Pour être occupés, ils l'étaient. Les Hérauts de terrain n'avaient souvent pas le temps de trop s'arrêter à Haven. Ils arrivaient, donnaient leurs vêtements à laver, en reprenaient des nouveaux, changeaient le matériel qui devait l'être, faisaient quelques bons repas puis repartaient. Et pour Wylan, c'était encore plus chaotique et rapide. Souvent il n'avait le temps que de prendre une douche et faire son rapport avant de repartir. Aujourd'hui, il se sentait presque en vacances, car il avait la soirée pour lui.
«Normalement je dois repartir demain... je suis actuellement mentor pour une Héraut en formation, et je l'ai laissée seule sur le terrain alors que je ramenais ce pauvre bougre ici. Elle est en sécurité pour le moment, mais je dois y retourner.»

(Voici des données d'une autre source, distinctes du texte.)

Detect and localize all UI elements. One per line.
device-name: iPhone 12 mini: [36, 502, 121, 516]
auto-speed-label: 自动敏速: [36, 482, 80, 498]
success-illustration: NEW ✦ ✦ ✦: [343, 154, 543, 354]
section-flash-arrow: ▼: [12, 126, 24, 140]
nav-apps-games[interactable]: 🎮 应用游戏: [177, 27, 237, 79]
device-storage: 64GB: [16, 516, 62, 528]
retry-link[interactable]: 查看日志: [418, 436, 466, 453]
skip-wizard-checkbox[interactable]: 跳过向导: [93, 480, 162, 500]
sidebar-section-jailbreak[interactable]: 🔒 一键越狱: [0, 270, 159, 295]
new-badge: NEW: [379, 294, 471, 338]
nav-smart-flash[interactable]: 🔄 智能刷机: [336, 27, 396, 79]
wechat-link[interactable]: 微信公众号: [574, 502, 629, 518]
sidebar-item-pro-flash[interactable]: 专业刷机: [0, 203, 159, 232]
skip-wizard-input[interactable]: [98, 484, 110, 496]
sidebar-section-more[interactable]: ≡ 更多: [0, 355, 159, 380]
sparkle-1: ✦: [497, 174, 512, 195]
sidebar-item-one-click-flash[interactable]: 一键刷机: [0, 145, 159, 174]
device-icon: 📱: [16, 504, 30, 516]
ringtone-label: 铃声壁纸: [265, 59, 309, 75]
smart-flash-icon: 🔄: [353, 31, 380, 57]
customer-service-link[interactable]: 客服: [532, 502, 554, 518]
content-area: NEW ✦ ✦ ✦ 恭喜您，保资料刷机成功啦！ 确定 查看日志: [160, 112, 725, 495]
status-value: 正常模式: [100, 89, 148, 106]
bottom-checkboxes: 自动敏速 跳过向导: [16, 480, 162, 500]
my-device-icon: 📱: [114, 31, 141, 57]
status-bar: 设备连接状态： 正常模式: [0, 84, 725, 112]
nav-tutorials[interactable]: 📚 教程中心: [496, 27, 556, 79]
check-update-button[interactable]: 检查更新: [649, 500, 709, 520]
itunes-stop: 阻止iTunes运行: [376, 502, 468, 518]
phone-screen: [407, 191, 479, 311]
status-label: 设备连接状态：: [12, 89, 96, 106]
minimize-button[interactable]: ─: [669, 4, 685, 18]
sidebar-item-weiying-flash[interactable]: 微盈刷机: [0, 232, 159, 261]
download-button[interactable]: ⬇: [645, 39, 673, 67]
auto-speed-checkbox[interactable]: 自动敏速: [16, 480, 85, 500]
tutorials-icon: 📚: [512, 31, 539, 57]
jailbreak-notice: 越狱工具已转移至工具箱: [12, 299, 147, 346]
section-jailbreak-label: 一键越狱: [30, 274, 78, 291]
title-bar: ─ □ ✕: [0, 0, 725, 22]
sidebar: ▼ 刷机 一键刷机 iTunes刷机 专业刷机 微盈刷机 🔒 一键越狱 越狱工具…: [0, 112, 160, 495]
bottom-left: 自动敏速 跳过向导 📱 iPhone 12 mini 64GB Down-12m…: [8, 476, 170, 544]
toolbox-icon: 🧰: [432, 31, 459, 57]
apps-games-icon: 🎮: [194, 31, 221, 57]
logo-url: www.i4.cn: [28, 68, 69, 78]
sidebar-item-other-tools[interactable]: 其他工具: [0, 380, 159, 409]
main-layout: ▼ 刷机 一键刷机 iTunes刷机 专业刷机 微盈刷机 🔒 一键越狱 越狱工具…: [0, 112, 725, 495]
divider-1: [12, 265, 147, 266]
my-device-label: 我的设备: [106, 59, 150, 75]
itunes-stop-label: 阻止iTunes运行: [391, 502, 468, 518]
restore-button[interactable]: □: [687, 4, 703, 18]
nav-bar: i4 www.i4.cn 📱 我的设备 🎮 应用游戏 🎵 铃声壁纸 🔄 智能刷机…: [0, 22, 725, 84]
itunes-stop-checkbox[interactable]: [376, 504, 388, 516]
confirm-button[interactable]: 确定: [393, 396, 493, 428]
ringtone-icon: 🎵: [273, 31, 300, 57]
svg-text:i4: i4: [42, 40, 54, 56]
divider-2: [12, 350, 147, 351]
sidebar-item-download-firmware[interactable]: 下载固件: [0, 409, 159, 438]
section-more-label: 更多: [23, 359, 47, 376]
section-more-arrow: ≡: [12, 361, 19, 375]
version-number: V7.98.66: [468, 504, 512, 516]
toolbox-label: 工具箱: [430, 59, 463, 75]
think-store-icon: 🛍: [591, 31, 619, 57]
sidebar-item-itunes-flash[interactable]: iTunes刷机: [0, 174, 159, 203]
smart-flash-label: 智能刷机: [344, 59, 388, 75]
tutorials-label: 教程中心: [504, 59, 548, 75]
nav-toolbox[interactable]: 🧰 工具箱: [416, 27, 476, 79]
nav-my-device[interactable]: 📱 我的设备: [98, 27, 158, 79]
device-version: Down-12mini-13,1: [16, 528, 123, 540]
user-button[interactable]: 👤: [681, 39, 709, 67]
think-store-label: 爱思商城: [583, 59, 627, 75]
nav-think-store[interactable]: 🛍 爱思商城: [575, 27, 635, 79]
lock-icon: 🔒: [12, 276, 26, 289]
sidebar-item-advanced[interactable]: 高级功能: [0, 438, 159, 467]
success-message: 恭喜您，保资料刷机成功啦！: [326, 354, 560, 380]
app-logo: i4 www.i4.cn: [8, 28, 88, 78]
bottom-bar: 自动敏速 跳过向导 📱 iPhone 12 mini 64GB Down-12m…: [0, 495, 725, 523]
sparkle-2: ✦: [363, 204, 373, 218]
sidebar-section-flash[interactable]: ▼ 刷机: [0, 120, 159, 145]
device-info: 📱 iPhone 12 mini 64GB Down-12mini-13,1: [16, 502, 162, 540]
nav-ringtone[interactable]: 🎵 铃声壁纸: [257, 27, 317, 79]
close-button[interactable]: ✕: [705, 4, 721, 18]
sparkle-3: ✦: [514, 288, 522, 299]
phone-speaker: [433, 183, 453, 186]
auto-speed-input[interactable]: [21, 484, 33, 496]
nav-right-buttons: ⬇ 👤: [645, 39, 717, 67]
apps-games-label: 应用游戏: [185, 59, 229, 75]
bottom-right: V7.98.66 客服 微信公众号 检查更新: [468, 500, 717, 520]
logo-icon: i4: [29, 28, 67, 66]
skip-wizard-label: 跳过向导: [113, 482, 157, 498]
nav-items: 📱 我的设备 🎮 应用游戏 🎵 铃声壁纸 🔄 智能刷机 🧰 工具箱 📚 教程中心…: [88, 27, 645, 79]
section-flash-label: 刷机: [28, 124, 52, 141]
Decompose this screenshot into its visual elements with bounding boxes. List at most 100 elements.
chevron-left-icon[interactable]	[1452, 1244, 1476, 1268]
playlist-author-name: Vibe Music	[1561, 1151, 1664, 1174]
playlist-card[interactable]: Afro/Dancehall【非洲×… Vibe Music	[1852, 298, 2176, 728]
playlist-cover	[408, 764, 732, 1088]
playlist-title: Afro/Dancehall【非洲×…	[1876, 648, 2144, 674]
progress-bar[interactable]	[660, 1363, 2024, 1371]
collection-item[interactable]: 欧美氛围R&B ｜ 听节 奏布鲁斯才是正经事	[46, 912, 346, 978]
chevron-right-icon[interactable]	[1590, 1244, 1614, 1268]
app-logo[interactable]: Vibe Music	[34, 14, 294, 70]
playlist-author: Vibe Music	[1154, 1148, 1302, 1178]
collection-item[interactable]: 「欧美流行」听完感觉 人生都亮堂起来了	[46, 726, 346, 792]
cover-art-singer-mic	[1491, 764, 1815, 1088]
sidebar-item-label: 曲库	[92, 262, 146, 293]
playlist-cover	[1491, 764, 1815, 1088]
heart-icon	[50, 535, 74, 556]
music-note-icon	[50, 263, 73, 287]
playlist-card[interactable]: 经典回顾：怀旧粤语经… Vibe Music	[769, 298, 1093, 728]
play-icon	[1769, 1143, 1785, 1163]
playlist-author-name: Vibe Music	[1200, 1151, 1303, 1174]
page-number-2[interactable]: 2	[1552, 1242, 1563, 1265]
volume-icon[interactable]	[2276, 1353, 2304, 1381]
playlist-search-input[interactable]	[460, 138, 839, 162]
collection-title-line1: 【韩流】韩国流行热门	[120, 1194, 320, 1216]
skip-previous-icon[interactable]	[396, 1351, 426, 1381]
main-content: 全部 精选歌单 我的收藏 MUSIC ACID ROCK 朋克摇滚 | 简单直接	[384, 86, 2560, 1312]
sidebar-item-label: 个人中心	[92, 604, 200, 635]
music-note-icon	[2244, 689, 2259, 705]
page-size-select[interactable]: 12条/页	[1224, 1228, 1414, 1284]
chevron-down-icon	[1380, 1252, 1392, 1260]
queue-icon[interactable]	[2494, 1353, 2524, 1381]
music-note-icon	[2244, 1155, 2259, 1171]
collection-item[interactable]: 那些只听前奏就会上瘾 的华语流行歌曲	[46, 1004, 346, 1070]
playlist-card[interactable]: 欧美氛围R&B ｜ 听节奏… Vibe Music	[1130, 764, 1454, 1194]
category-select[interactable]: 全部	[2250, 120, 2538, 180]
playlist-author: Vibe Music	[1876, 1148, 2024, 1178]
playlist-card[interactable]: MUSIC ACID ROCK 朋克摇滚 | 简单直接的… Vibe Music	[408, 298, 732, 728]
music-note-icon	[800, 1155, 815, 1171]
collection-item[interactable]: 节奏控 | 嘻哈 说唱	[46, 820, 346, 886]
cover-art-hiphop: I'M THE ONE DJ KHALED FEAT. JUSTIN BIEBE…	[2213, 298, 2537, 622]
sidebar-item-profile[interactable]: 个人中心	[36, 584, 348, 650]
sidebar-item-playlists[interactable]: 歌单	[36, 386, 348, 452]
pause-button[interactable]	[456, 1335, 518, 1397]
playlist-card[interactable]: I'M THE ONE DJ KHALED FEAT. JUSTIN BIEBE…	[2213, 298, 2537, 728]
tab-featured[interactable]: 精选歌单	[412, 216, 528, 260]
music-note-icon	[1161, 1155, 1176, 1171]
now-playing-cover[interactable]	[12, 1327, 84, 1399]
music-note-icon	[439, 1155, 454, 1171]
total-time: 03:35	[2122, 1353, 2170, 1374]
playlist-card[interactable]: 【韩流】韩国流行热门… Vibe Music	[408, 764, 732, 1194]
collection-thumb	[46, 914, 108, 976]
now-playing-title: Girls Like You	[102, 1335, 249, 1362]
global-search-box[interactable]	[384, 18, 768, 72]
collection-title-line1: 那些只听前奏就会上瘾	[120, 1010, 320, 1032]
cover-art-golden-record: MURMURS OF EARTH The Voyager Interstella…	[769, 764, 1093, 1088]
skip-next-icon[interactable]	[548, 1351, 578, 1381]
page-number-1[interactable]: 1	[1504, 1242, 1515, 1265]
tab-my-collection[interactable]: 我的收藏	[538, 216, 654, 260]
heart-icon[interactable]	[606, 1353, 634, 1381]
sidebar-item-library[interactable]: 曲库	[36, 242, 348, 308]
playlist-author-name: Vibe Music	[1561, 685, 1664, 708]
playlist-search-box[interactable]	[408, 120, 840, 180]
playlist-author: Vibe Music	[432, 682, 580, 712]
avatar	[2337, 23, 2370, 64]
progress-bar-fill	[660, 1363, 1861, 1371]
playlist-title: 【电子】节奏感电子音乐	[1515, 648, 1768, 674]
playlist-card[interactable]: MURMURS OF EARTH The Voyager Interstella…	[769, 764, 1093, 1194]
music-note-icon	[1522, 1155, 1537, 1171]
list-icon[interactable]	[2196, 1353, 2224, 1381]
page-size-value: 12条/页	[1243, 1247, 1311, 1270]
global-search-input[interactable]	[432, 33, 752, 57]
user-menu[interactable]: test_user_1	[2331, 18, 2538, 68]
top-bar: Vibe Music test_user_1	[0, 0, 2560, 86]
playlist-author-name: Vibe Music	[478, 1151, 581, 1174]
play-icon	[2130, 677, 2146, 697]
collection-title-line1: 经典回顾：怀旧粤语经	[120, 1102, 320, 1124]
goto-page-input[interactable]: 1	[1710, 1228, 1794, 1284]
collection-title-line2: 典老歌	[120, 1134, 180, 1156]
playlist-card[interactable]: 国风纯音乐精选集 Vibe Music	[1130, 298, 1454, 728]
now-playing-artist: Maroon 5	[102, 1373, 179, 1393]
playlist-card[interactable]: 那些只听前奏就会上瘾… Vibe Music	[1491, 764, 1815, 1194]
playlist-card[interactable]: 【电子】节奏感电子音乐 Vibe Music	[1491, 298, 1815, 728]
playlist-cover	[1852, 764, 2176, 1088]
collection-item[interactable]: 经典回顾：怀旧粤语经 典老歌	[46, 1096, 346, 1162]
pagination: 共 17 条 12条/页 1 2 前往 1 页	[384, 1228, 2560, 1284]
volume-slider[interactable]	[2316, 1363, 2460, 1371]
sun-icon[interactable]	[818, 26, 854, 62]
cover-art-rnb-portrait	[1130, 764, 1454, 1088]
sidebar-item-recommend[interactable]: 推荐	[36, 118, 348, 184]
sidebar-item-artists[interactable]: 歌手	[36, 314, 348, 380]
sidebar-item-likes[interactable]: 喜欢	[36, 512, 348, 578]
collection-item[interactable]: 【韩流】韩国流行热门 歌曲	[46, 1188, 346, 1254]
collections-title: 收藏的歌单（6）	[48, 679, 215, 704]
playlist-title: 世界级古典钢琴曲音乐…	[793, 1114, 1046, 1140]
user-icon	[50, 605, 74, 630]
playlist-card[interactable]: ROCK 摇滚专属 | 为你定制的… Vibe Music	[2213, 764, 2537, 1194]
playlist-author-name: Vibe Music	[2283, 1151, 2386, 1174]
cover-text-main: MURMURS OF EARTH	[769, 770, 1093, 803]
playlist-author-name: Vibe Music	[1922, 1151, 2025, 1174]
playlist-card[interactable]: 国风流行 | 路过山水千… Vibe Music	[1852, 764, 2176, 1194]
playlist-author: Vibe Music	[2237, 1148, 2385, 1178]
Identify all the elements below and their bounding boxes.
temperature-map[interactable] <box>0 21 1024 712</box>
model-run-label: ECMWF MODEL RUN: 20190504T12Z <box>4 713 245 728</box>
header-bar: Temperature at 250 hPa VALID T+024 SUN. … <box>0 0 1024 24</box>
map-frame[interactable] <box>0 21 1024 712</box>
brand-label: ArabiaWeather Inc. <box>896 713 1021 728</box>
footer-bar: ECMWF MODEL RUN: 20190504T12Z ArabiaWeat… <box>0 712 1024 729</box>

La question suivante d'Isibeal laissa un instant Wylan perplexe. Puis il réalisa que c'était sans doute une interrogation assez normale, même si lui-même ne se l'était jamais posée à l'époque où il avait découvert ses Dons.
«Parmi les vivants, je suis le seul Héraut oui. Mais je ne désespère pas de voir arriver un de ces jours un de mes neveux ou nièces ici. Les enfants de mon frère aîné sont presque trop âgés maintenant, mais j'ai encore des chances avec les autres... tant qu'ils n'héritent pas de mon Don. Et non, nous n'avons pas spécialement de Guérisseurs dans la famille, même si je crois me souvenir que la femme de mon arrière-grand-mère avait une sœur sage-femme. Mais tu sais, beaucoup de gens ont des Dons latents et parfois, chez un enfant, le Don s'active. Par contre quelqu'un de Doué aura souvent des enfants avec des Dons. C'est important de le savoir...»
La mère de Wylan avait eu le nez creux, c'était certain. Quand il était enfant, la famille de Wylan était la branche désargentée et déchue d'une grande et noble famille. Son grand-père avait fait de son mieux pour faire survivre le domaine sans contracter de dettes. Il y était parvenu au prix de sacrifice de son confort. Depuis que Kathy Greenhaven avait mis sur place sa fabrique d'alcool, les caisses de la famille s'étaient progressivement remplies, suffisamment pour réparer la maison d'abord. Puis pour financer la création d'un plus grand atelier de fabrication. Maintenant, la famille vivait sans doute aussi bien que n'importe quel artisan talentueux de Haven.
«Si tu viens, tu vas même probablement être obligée d'apprendre comment on fait. Chez nous l'alcool est une affaire de femme. J'ai jamais eu le droit de connaître les secrets de fabrication de ma mère. Kyle non plus. Ce sont mes sœurs qui ont repris les rênes de la distillerie. Et elles trouveront normal que tu apprennes toi aussi.»
Le solstice n'allait pas être de tout repos pour la jeune femme, c'était certain. Elle allait être constamment sollicitée pour participer aux différentes activités familiales. Et elle n'aurait pas la possibilité de dire non.
Mais elle semblait en tout cas enthousiaste à l'idée de rencontrer ses cousins.
«Josh je crois... Et si tu aimes les enfants, tu es servie. Chacun de mes frère et sœurs a eu au moins deux enfants. Tu as onze cousins germains à Greenhaven. Et ici au moins une cousine éloignée. Mon cousin Beltran, qui est le capitaine des armées de Valdemar, a une fille de quatre ans, Liane. C'est une gamine... assez étonnante. Quant à Beltran, il est plus honorable encore que le plus chevaleresque des Hérauts je pense.»
Cela faisait presque une demi-marque de Kyra s'était endormie. Wylan la sentait lointaine, dans un coin de son esprit. Lui-même commençait à fatiguer, maintenant que la pression et le stress étaient retombés.
Quoi qu'ils fassent, ils ne pourraient rattraper le temps perdu en une après-midi, alors autant ne pas hâter les choses. Et un Wylan fatigué était souvent un Wylan particulièrement acerbe. Ce qui n'était pas bon pour une fragile relation naissante.
Alors qu'il ouvrait la bouche pour parler, un bâillement interminable le saisit.
«Excuse-moi, petite, mais je suis épuisé. J'ai chevauché trois décades sans presque jamais m'arrêter, en tenant devant moi ce pauvre homme. Je ne me vois plus les mains. Je dois dormir maintenant.»